The power inherent in Christ's blood – his death upon the cross – is very great.

It is said that not long ago Baptist candidates for hire would sometimes be asked – usually by the most elderly elder on the Search Committee – “Yes, but does he preach the Blood?”

Antique as that may sound to our post-modern ears, that is not a bad question for the church and its pastors to be asking itself from time to time.

We have now reached the point in our survey of Hebrews where the author drills down on the essential spiritual difference between the Old Covenant and the New. He shows in passages that seem difficultly translated in our English texts how God is looking for internal heart responses not cold and mechanical outward observances.

Matthew Henry’s Bible Commentary lays it out in dignified and sometimes piercing prose. Let’s read it with a few of my amendments:

Hebrews 9 – A Purged Conscience

“Jesus being priest, altar and sacrifice could not help but be the propitiation (atoning sacrifice) for our sins. By his own blood (symbolically) he entered the holy place envisioned for us in heaven and made eternal redemption for our sins (Hebrews 9:12).

Now consider the power inherent in Christ’s blood, by which we mean his death upon the cross.

It is very great.

It reaches to the very soul and conscience. The defiled soul produces dead works tending to death eternal.

As the touching of a dead body gave a legal uncleanness in the Old Testament, so meddling with sin gives a moral and real defilement, fixed in the very soul and spirit.

But the blood of Christ works to purge it out.

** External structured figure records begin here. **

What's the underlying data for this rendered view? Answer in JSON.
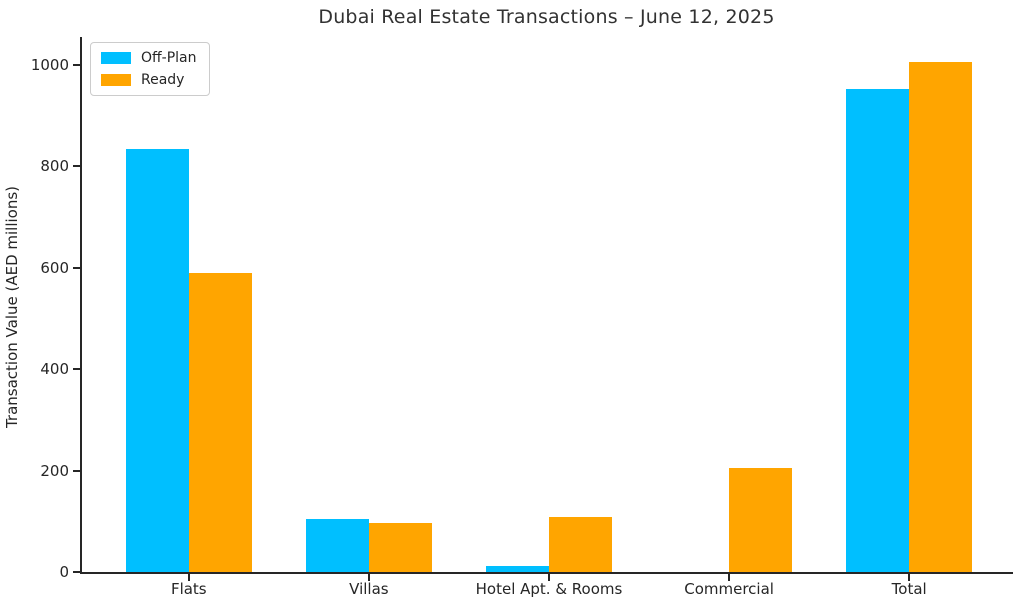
{
  "title": "Dubai Real Estate Transactions – June 12, 2025",
  "chart_data": {
    "type": "bar",
    "title": "Dubai Real Estate Transactions – June 12, 2025",
    "xlabel": "",
    "ylabel": "Transaction Value (AED millions)",
    "categories": [
      "Flats",
      "Villas",
      "Hotel Apt. & Rooms",
      "Commercial",
      "Total"
    ],
    "series": [
      {
        "name": "Off-Plan",
        "color": "#00BFFF",
        "values": [
          835,
          105,
          12,
          0,
          953
        ]
      },
      {
        "name": "Ready",
        "color": "#FFA500",
        "values": [
          590,
          96,
          108,
          205,
          1006
        ]
      }
    ],
    "ylim": [
      0,
      1055
    ],
    "yticks": [
      0,
      200,
      400,
      600,
      800,
      1000
    ],
    "grid": false,
    "legend_position": "upper left",
    "axis_color": "#262626",
    "text_color": "#262626",
    "background_color": "#ffffff"
  }
}
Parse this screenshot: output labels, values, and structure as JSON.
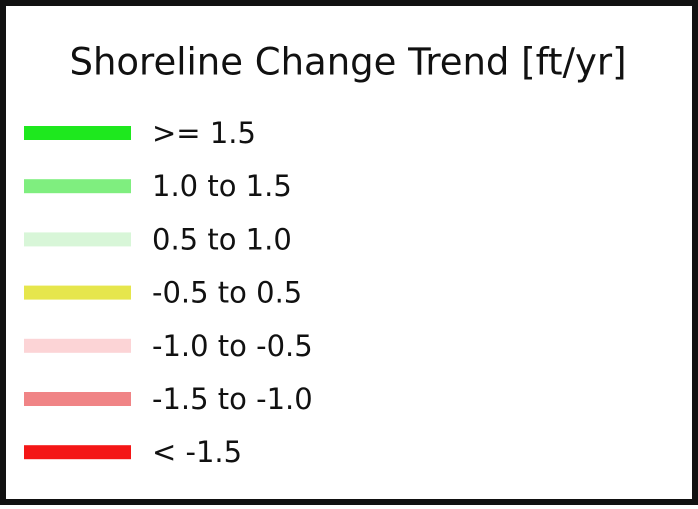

Moses reflects God's glory: The old covenant was glorious but could not cleanse the inner conscience.

Jesus’ blood accepted by us in baptism activates the gracious influences of the Spirit, purchased by Christ for this purpose, that we may be enabled to serve the Living God in a new manner.

God had earlier accepted the blood of bulls and goats as typifying the blood of Christ and by these means the covenant of grace was ratified under the former dispensation.

Moses had set forth 1) water, 2) scarlet wool to bind the hyssop sprigs for the sprinkling of blood, 3) hyssop with the water signifying for us baptism; the blood, the Lord’s Supper.”

This is in Hebrews 9:19, the scarlet wool signifying our acceptance of his blood in faith, the hyssop its application to our Christian walk as attested to by David in Psalm 51, “Purge me with hyssop and I shall be clean” (Psalm 51:7).

The symbols are very special, precious and meaningful and we admire them for their profound and simple dignity for it is the cleansing of our inward parts that God is showing us here.

The Real Power Behind the Ritual

But it was not the ceremony that saved us but the power of the Spirit that lay behind them, hence it says Jesus offered himself by the eternal Spirit. “From frequent repetition of the sacrifices,” adds the commentator, “we see the imperfection of the Law, but now we see Jesus wounded for our transgressions, having had laid on him the iniquity of us all.” The Lamb of God who takes away the sins of the world! How wonderful all of this is beneath the cover of a solemn ritual. But once the ritual is fulfilled we have real access to real cleansing, real redress of our sinful natures and real covering for the rest of our Christian.

Well may Judson Cornwall say: “When God is in the midst of a people it will be a loving people who have warmth, spiritual insight and holy lives.”

And that interior transformation can truly change the world as it has once already.